Akın, bir süreliğine geldiği memleketi Rize’nin Hemşin ilçesi Çamlıtepe köyünde annesi ve babası ile kalıyor. Ülkeye gideceği günü bekleyen Akın, bağ ve bahçe işleri ile uğraşıyor, etraf düzenliyor, heyelanlara karşı su yollarını açıyor.


‘Sel ve heyelanlara karşı önlem almalıyız’


Myanmar’daki iç karışıklıklar ötürüsıyla bu evrede vazifeye başlamasının uygun görülmediğini kaydeden Büyükelçi Ali Sait Akın, bir süreliğine köyüne geldiğini söylemiş oldu.

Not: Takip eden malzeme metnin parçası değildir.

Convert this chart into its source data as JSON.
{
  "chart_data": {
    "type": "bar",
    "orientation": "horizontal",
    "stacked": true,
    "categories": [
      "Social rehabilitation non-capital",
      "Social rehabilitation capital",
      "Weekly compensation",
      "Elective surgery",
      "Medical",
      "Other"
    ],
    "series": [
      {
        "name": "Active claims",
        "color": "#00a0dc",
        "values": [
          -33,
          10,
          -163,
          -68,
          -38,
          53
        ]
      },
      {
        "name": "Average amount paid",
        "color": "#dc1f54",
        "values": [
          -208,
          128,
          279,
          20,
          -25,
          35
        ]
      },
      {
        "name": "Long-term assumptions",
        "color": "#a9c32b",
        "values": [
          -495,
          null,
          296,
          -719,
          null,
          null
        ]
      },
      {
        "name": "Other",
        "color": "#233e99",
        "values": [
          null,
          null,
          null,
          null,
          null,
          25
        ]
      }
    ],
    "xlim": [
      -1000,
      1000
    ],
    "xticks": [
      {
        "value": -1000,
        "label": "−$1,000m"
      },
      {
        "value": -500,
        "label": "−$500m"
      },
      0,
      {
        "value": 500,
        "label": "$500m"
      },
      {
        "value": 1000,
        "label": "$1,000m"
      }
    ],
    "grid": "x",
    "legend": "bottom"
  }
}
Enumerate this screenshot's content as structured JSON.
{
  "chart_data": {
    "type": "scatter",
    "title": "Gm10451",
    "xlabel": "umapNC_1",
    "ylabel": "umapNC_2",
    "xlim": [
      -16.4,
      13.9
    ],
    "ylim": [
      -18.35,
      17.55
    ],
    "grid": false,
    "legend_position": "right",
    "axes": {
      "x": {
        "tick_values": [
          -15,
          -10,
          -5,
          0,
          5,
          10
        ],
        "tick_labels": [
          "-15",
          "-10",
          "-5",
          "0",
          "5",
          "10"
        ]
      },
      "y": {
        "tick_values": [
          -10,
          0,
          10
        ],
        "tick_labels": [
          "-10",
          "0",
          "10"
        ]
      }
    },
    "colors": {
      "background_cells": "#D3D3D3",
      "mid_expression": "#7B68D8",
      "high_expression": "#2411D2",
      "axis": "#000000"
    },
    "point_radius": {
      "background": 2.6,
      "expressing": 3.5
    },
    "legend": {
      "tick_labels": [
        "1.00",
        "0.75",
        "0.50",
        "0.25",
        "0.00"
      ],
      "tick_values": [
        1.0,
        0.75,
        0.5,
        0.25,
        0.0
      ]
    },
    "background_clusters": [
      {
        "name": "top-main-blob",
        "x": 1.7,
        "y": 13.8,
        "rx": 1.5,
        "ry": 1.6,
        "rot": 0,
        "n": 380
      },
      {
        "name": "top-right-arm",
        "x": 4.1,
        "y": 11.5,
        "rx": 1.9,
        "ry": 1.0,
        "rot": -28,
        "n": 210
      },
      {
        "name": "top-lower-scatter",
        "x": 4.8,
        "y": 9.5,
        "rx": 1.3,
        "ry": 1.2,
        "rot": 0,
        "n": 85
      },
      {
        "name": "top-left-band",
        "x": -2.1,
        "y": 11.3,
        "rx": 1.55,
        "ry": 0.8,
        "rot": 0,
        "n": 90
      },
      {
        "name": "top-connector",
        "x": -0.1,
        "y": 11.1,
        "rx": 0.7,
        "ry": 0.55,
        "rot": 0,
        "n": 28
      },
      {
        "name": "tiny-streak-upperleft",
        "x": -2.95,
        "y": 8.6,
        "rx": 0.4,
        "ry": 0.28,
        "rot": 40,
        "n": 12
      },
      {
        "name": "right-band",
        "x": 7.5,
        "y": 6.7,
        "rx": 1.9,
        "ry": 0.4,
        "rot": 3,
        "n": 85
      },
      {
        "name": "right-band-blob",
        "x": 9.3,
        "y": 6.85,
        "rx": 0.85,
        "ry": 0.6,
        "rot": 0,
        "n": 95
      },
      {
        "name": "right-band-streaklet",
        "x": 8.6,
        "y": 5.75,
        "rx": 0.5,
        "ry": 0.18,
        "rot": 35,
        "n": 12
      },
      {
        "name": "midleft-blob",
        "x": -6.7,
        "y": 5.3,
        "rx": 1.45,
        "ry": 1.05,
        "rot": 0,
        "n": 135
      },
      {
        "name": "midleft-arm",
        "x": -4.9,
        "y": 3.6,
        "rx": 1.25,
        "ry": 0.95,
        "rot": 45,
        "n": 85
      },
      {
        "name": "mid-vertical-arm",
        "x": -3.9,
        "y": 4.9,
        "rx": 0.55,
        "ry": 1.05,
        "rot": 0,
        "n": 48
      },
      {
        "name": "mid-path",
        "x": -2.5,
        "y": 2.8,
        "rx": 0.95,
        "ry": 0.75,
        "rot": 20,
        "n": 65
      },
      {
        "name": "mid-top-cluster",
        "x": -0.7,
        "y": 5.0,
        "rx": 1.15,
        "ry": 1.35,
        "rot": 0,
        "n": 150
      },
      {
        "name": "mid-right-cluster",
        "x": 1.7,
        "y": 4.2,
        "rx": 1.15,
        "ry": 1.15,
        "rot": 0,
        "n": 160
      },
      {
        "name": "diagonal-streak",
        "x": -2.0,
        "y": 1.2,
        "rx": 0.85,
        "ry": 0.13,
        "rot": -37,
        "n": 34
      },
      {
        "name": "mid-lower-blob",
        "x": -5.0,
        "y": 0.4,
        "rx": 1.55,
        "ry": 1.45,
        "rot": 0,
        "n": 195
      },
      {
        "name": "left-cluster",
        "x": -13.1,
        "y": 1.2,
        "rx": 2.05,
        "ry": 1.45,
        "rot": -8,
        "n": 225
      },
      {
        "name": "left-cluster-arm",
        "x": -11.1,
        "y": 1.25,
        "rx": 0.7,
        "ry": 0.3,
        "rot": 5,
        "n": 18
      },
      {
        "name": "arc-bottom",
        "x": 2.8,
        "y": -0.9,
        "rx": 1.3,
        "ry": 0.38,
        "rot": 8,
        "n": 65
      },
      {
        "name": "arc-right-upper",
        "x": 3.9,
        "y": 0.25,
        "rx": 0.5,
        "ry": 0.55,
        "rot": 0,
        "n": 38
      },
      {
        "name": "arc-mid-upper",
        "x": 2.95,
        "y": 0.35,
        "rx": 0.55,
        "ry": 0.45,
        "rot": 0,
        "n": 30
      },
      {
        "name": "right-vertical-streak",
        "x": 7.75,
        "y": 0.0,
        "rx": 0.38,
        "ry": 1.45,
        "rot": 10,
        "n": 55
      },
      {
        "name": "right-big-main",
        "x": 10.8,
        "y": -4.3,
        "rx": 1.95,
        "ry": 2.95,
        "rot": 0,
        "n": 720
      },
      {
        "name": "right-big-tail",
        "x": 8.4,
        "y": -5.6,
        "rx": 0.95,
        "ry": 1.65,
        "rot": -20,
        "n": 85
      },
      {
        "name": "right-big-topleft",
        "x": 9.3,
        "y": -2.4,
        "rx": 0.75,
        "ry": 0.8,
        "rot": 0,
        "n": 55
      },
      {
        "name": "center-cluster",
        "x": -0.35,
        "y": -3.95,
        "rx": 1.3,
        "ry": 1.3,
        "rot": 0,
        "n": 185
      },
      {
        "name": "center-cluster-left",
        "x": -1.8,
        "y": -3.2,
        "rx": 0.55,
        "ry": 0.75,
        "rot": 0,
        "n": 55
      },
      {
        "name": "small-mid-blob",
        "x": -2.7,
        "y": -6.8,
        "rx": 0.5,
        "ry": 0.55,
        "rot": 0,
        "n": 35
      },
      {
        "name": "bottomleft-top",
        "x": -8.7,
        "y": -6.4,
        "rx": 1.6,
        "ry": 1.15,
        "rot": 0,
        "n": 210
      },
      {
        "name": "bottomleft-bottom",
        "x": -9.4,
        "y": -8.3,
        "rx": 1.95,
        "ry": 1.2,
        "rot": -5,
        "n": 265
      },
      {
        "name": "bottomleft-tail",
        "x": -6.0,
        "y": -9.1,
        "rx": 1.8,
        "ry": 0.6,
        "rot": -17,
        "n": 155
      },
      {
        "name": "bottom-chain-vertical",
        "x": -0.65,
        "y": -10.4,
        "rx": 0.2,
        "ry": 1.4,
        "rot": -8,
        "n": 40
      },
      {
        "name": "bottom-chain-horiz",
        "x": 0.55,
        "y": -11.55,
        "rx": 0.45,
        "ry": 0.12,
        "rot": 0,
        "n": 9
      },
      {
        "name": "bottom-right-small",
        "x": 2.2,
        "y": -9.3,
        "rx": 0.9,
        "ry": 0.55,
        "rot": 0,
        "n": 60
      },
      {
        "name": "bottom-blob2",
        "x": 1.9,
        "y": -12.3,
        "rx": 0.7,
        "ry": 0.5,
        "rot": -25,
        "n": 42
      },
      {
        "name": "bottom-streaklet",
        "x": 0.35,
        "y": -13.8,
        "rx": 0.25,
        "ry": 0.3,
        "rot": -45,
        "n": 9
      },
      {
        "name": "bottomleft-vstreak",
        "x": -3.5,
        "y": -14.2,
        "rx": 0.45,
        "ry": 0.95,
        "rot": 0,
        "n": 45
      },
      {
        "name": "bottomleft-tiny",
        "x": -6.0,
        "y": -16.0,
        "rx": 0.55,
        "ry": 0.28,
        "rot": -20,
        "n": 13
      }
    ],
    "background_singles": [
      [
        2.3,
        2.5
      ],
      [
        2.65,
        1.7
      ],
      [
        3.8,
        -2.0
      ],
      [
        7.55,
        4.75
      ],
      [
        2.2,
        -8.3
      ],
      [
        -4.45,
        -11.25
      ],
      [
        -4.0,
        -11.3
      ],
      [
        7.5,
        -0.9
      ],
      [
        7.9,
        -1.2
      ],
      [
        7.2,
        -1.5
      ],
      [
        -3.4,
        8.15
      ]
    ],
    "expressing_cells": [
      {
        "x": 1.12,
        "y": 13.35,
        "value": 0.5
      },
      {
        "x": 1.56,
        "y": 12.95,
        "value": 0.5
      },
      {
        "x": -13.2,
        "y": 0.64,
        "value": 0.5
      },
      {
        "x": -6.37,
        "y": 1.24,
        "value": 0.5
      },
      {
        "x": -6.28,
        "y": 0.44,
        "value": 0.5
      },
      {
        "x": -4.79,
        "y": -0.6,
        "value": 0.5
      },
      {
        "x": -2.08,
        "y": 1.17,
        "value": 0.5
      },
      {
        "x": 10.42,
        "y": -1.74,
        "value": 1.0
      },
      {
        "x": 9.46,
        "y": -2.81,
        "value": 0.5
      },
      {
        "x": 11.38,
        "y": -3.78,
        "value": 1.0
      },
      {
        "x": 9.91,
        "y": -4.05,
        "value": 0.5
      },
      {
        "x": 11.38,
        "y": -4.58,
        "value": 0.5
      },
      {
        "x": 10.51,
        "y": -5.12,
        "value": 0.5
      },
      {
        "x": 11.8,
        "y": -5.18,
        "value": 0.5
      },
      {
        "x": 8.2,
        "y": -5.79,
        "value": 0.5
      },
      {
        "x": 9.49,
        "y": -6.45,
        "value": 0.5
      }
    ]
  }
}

Bağ ve bahçe ile etraf düzenlemelerinde anne ve babasına yardım ettiğini söyleyen Akın, “Buradaki iklim fazlaca yağışlı ve arazi eğimli. Son devirde daima sel afetleri oluyor. Burada arazi tehlikeye girdi ve birkaç sefer konutlarımızı tahliye ettik. Bu yüzden sel sularının toprağa akmaması, meskenlerin çatı sularının ırmaklara kavuşturulması fazlaca kıymetli. Benim de konutun gerisini sağlamlaştırmak üzere birtakım projelerim vardı. Su kanalları açtım, duvarların altında bostanlar vardı, onları söküp yeniledim. Boş vakitlerde çalışıp sel, heyelanlar için önlem almalıyız. Evvelce dedelerimiz bu işleri yapar, su kanallarını açardı. Biz de yapalım” dedi.

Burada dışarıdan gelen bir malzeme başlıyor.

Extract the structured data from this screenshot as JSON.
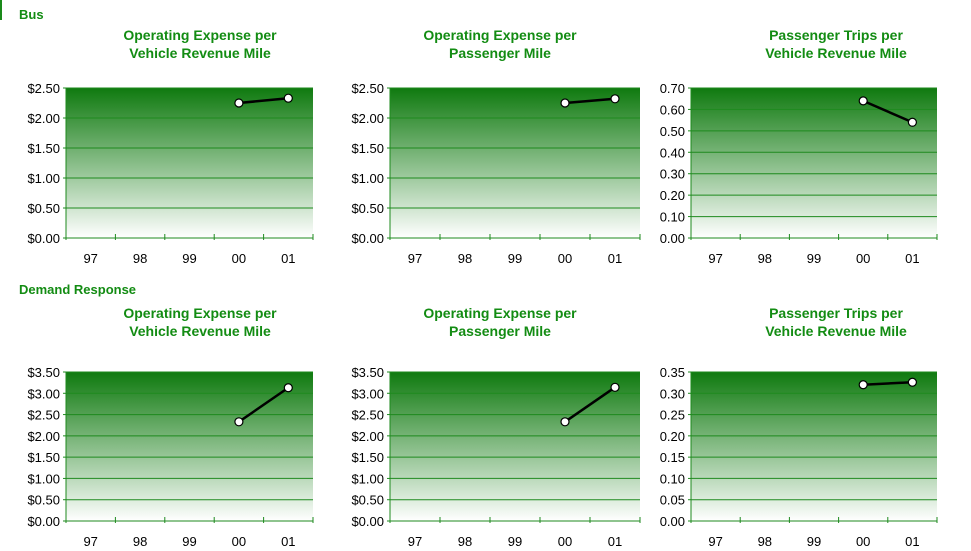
{
  "sections": [
    {
      "label": "Bus"
    },
    {
      "label": "Demand Response"
    }
  ],
  "colors": {
    "title_green": "#138c13",
    "plot_top": "#0f7a0f",
    "plot_bottom": "#ffffff",
    "grid": "#1e8a1e",
    "line": "#000000",
    "marker_fill": "#ffffff"
  },
  "chart_data": [
    {
      "type": "line",
      "section": "Bus",
      "title_line1": "Operating Expense per",
      "title_line2": "Vehicle Revenue Mile",
      "categories": [
        "97",
        "98",
        "99",
        "00",
        "01"
      ],
      "values": [
        null,
        null,
        null,
        2.25,
        2.33
      ],
      "ylim": [
        0,
        2.5
      ],
      "yticks": [
        "$0.00",
        "$0.50",
        "$1.00",
        "$1.50",
        "$2.00",
        "$2.50"
      ],
      "grid": true
    },
    {
      "type": "line",
      "section": "Bus",
      "title_line1": "Operating Expense per",
      "title_line2": "Passenger Mile",
      "categories": [
        "97",
        "98",
        "99",
        "00",
        "01"
      ],
      "values": [
        null,
        null,
        null,
        2.25,
        2.32
      ],
      "ylim": [
        0,
        2.5
      ],
      "yticks": [
        "$0.00",
        "$0.50",
        "$1.00",
        "$1.50",
        "$2.00",
        "$2.50"
      ],
      "grid": true
    },
    {
      "type": "line",
      "section": "Bus",
      "title_line1": "Passenger Trips per",
      "title_line2": "Vehicle Revenue Mile",
      "categories": [
        "97",
        "98",
        "99",
        "00",
        "01"
      ],
      "values": [
        null,
        null,
        null,
        0.64,
        0.54
      ],
      "ylim": [
        0,
        0.7
      ],
      "yticks": [
        "0.00",
        "0.10",
        "0.20",
        "0.30",
        "0.40",
        "0.50",
        "0.60",
        "0.70"
      ],
      "grid": true
    },
    {
      "type": "line",
      "section": "Demand Response",
      "title_line1": "Operating Expense per",
      "title_line2": "Vehicle Revenue Mile",
      "categories": [
        "97",
        "98",
        "99",
        "00",
        "01"
      ],
      "values": [
        null,
        null,
        null,
        2.33,
        3.13
      ],
      "ylim": [
        0,
        3.5
      ],
      "yticks": [
        "$0.00",
        "$0.50",
        "$1.00",
        "$1.50",
        "$2.00",
        "$2.50",
        "$3.00",
        "$3.50"
      ],
      "grid": true
    },
    {
      "type": "line",
      "section": "Demand Response",
      "title_line1": "Operating Expense per",
      "title_line2": "Passenger Mile",
      "categories": [
        "97",
        "98",
        "99",
        "00",
        "01"
      ],
      "values": [
        null,
        null,
        null,
        2.33,
        3.14
      ],
      "ylim": [
        0,
        3.5
      ],
      "yticks": [
        "$0.00",
        "$0.50",
        "$1.00",
        "$1.50",
        "$2.00",
        "$2.50",
        "$3.00",
        "$3.50"
      ],
      "grid": true
    },
    {
      "type": "line",
      "section": "Demand Response",
      "title_line1": "Passenger Trips per",
      "title_line2": "Vehicle Revenue Mile",
      "categories": [
        "97",
        "98",
        "99",
        "00",
        "01"
      ],
      "values": [
        null,
        null,
        null,
        0.32,
        0.326
      ],
      "ylim": [
        0,
        0.35
      ],
      "yticks": [
        "0.00",
        "0.05",
        "0.10",
        "0.15",
        "0.20",
        "0.25",
        "0.30",
        "0.35"
      ],
      "grid": true
    }
  ]
}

Bağ- bahçe işlerine artık dikkat edilmediğini lisana getiren Akın, “İnsanlar artık bu memlekette göçer vaziyette yaşıyor. Kışın gidiyorlar, yazın 3-5 ay geliyorlar. ötürüsıyla bu işlere vakit ayıramıyorlar. Arazinin eğimli, yağmurun da fazlaca olmasından dolayı bu durum da tehlike oluşturuyor. Bu düzenlemeler yapılmalı. Herkes dikkat etmeli ve önlemini almalı yoksa sel olduğunda sıkışıp kalıyoruz” diye konuştu.

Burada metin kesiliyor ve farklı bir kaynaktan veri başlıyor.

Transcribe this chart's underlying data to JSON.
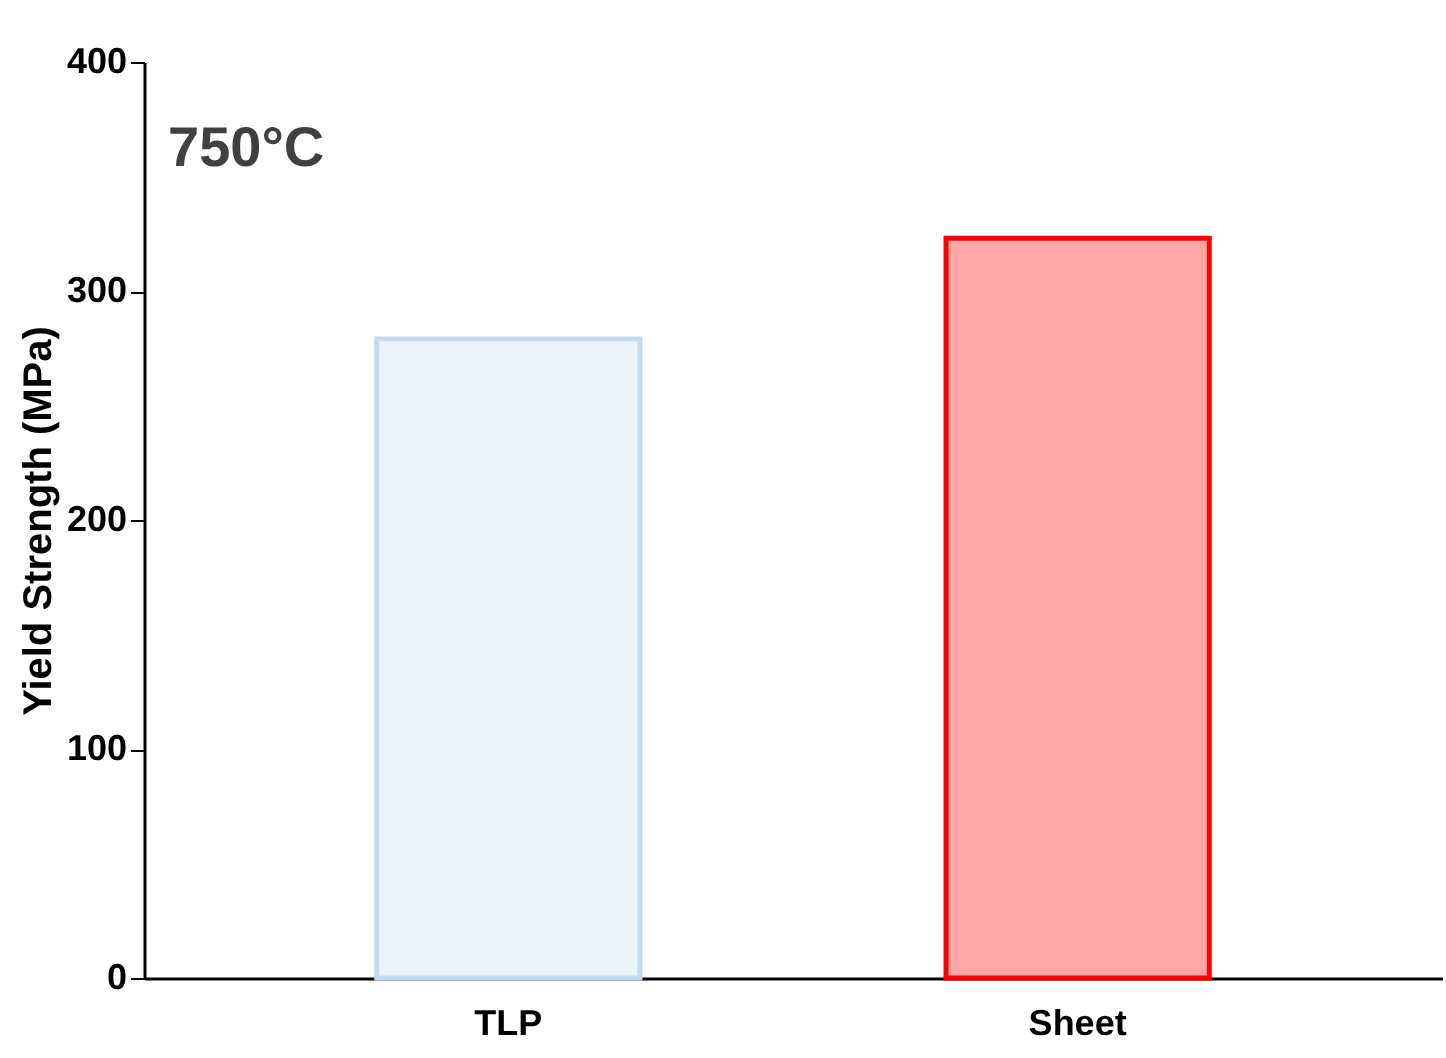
{
  "chart_data": {
    "type": "bar",
    "ylabel": "Yield Strength (MPa)",
    "categories": [
      "TLP",
      "Sheet"
    ],
    "values": [
      279,
      323
    ],
    "colors": [
      "#c5d9f1",
      "#ff0000"
    ],
    "ylim": [
      0,
      400
    ],
    "yticks": [
      0,
      100,
      200,
      300,
      400
    ],
    "grid": false,
    "annotations": [
      "750°C"
    ]
  }
}
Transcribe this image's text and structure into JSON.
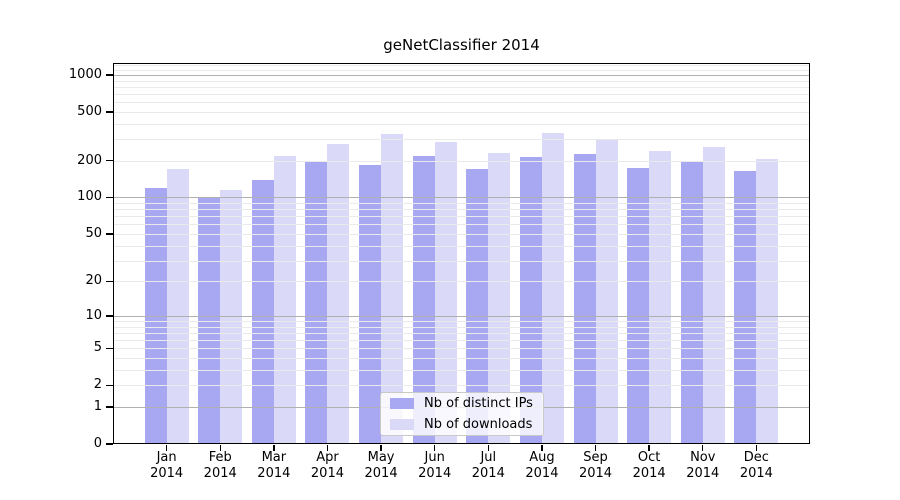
{
  "chart_data": {
    "type": "bar",
    "title": "geNetClassifier 2014",
    "categories": [
      "Jan",
      "Feb",
      "Mar",
      "Apr",
      "May",
      "Jun",
      "Jul",
      "Aug",
      "Sep",
      "Oct",
      "Nov",
      "Dec"
    ],
    "x_tick_second_line": "2014",
    "series": [
      {
        "name": "Nb of distinct IPs",
        "color": "#a8a8f2",
        "values": [
          120,
          100,
          140,
          195,
          185,
          220,
          170,
          215,
          225,
          175,
          195,
          165
        ]
      },
      {
        "name": "Nb of downloads",
        "color": "#dadaf8",
        "values": [
          170,
          115,
          220,
          275,
          330,
          285,
          230,
          335,
          300,
          240,
          260,
          205
        ]
      }
    ],
    "yaxis": {
      "scale": "log10(1+x)",
      "ticks": [
        0,
        1,
        2,
        5,
        10,
        20,
        50,
        100,
        200,
        500,
        1000
      ],
      "major_gridlines": [
        1,
        10,
        100,
        1000
      ],
      "minor_gridlines": [
        2,
        3,
        4,
        5,
        6,
        7,
        8,
        9,
        20,
        30,
        40,
        50,
        60,
        70,
        80,
        90,
        200,
        300,
        400,
        500,
        600,
        700,
        800,
        900,
        1100,
        1200
      ],
      "range": [
        0,
        1250
      ]
    },
    "xlabel": "",
    "ylabel": "",
    "grid": "horizontal, drawn over bars",
    "legend": {
      "position": "inside-bottom-center",
      "labels": [
        "Nb of distinct IPs",
        "Nb of downloads"
      ]
    },
    "colors": {
      "background": "#ffffff",
      "axis": "#000000",
      "grid_major": "#b0b0b0",
      "grid_minor": "#eaeaea",
      "legend_border": "#c9c9c9"
    }
  }
}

‘Köydeki çiftlik işleri ihmal ediliyor’


Hemşin’in klasik hayatını, ucundan da olsa yakaladığını lakin eski hayat usulünün artık kalmadığını belirten Akın, “Ben yaşım prestijiyle Hemşin’in temel klasik hayatını, çaydan evvelki periyodu ucundan da olsa yakaladım. Çayla biroldukça şey değişti. Çay gelmedilk evvel bütün bahçelere mısır ekilirdi. daha sonradan çayın gelmesiyle ve çay tarımının daha kolay, gelirinin daha düzgün olmasıyla tüm mısır bahçelerine çay ekildi. Eski klâsik Hemşin hayatını biliyorum ve özlüyorum. Biz bahçenin tamamı çay tarımı yapmadık, bir kısmını mısır ekerek bıraktık ve bu türlü kıymetlendiriyoruz. Artık gördüğüm kadarıyla köylerde çalışan kalmadı. Çayı da dışarıdan günlükçü tutup onlara toplattırıyorlar. Köydeki çiftçilik işleri ihmal ediliyor. Burası evvelce büyük bir köydü, her insanın hayvanı vardı. Şu an köylerde eski üretim kalmadı. ötürüsıyla eski ömür şekli da artık kalmadı, diyebilirim” dedi.


Doğal yaşama yöneliş olduğuna da değinen Ali Sait Akın, “Pandemidilk öncesini de ele alırsak ‘doğal ömür’ ismi altında bir köylerin tanınan olması durumu var. ötürüsıyla pandemidilk evvel de buralardan giden insanların memlekete daha sık geldiğine şahit olmaya başladık. Bu süreçte de beşerler burada kalıp, kendilerini daha hür ve rahat buldular. Öteki ülkelerde de doğal yaşama bir yöneliş var hatta Avrupa’da batıda bahçecilik, küçük de olsa bostancılık yapılıyor ve beğeni alıyor. Biz bu işleri daima yapıyorduk ve bu kadar tanınan değildi. Artık ehemmiyeti arttı. Buralarda daha sağlıklı, doğal üretim yapılabilir ve daha zevkli yaşanabilir. Bunun için daha epey çalışmak vakit harcamak gerekiyor” diye konuştu.

Haber Sitelerinden Alıntı Yapılmıştır.